剣形:鎬造り、庵棟。身幅広く、重ね厚く、反りが浅めに付いて大切先に結ぶ。
鍛肌:平地は板目肌やや肌たち杢目交え、処々に流れる肌目がある。細やかな地沸で覆われ地景が湧き出す。
刃紋:総体に沸主調の互の目丁子乱れ。乱れに谷には沸が凝りここに砂流しが横切る。丁子の足は深く刃先に伸びた変化のある刃文をしている。
帽子:互の目のまま乱れ込んで直ぐ調に先尖り、小丸に返る。
茎:生ぶ、。鑢目は浅い勝手下がり。目釘孔弐個。茎尻は浅い栗尻。掃表に五字銘で「越前国兼植」とある。

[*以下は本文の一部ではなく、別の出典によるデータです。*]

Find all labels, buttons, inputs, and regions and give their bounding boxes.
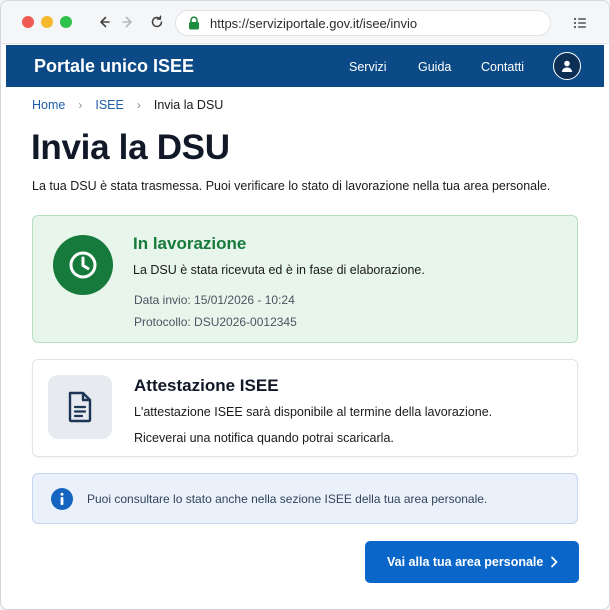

初代兼植は本国美濃関。同族の兼法らと共に越前国の豪族、朝倉氏に招かれて、越前一乗谷に来住。晩年は入道して道本と号している。二代の兼植は加賀での作刀があり、三代は常陸守を受領している。同族の兼植は江戸や越後での作刀も見受けられる。本作は四代目の作で、時代は元禄頃。身幅広くしかも元先の幅差が殆ど付かず、重ね厚く反りが浅めについて大切先延びた勇壮たる姿は頗る印象的。沸主調の焼刃はやや低めの焼出し、小互の目と尖り刃を焼き、下半より抑揚変化して次第に沸が強まり更には焼刃高く互の目丁子が主調となる。豪壮たる姿に闊達な焼刃は特別の注文に応えたものであろう。付帯拵は真鍮象嵌琴柱散図平安城鍔を掛け、白鮫着萌葱糸巻柄には赤銅魚子地高彫金銀色絵の古梅図と素銅地容彫の大目貫は牡丹図を具える。鞘は石目地を乾湿塗りし、細波を顕わし、小柄は赤銅地魚子仕立に金の高彫で細波に鮎図、小刀は銘:菊紋 丹波守吉道。手持ちがズッシリとした体躯は、頑健であり、地刃の上々出来と併せて、付帯の拵は鞘棟側の補修跡を診るもののほぼ完存で刀身、拵ともに魅力に溢れている。
時代二重はばき(上貝は渡金、下貝は赤銅に雲紋図)、白鞘入。